Shortly after search engine rival Bing announced it was revamping its SERPs, Google has got in on the act, releasing what it intends to be a “more human” approach to results.
It is introducing ‘The Knowledge Graph’, which it hopes will make its algorithms produce results that adhere more to the context of the searches being performed.
Initially, the tool will be made available only in the US version of the search engine, though a global roll out will be forthcoming. No doubt SEO marketers in Cheshire, Leeds and London will spend the time working out how best to exploit their content for the feature.
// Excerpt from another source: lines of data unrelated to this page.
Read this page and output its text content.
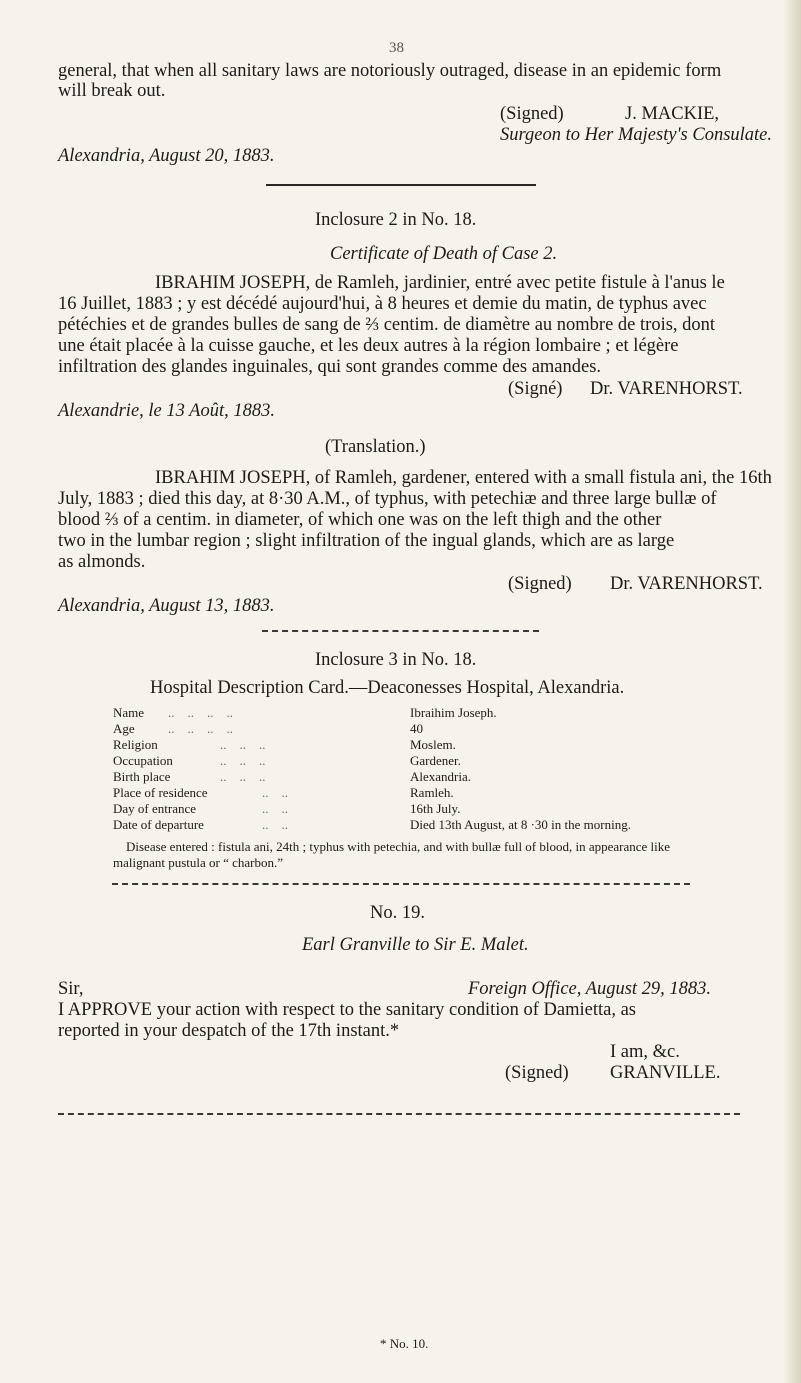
38
general, that when all sanitary laws are notoriously outraged, disease in an epidemic form
will break out.
(Signed)	J. MACKIE,
Surgeon to Her Majesty's Consulate.
Alexandria, August 20, 1883.
Inclosure 2 in No. 18.
Certificate of Death of Case 2.
IBRAHIM JOSEPH, de Ramleh, jardinier, entré avec petite fistule à l'anus le
16 Juillet, 1883 ; y est décédé aujourd'hui, à 8 heures et demie du matin, de typhus avec
pétéchies et de grandes bulles de sang de ⅔ centim. de diamètre au nombre de trois, dont
une était placée à la cuisse gauche, et les deux autres à la région lombaire ; et légère
infiltration des glandes inguinales, qui sont grandes comme des amandes.
(Signé) Dr. VARENHORST.
Alexandrie, le 13 Août, 1883.
(Translation.)
IBRAHIM JOSEPH, of Ramleh, gardener, entered with a small fistula ani, the 16th
July, 1883 ; died this day, at 8·30 A.M., of typhus, with petechiæ and three large bullæ of
blood ⅔ of a centim. in diameter, of which one was on the left thigh and the other
two in the lumbar region ; slight infiltration of the ingual glands, which are as large
as almonds.
(Signed) Dr. VARENHORST.
Alexandria, August 13, 1883.
Inclosure 3 in No. 18.
Hospital Description Card.—Deaconesses Hospital, Alexandria.
Name ..    ..    ..    ..	Ibraihim Joseph.
Age	..    ..    ..    ..	40
Religion	..    ..    ..	Moslem.
Occupation	..    ..    ..	Gardener.
Birth place	..    ..    ..	Alexandria.
Place of residence	..    ..	Ramleh.
Day of entrance	..    ..	16th July.
Date of departure	..    ..	Died 13th August, at 8 ·30 in the morning.
Disease entered : fistula ani, 24th ; typhus with petechia, and with bullæ full of blood, in appearance like
malignant pustula or “ charbon.”
No. 19.
Earl Granville to Sir E. Malet.
Sir,	Foreign Office, August 29, 1883.
I APPROVE your action with respect to the sanitary condition of Damietta, as
reported in your despatch of the 17th instant.*
I am, &c.
(Signed) GRANVILLE.
* No. 10.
Using the example of how the words “Taj Mahal” mean different things for different searches, Google’s Amit Singhal, the senior vice-president of engineering, explained how the feature will try to apply context, rather than simply match keywords:
“You might think of one of the world’s most beautiful monuments, or a Grammy Award-winning musician, or possibly even a casino in Atlantic City, NJ. Or, depending on when you last ate, the nearest Indian restaurant,” he said.
To deliver results, the Knowledge Graph will organise results by employing 3.5 billion unique attributes, grouping results according to different meanings and providing a summary box of its results.
It is certainly a bold move by the Californian search engine., though could just be the start.
Greater computational, intelligent searches are the ultimate aim, with Mr Singhal saying answering more complex questions such as “What are the 10 deepest lakes in Africa?” is something search engines should offer.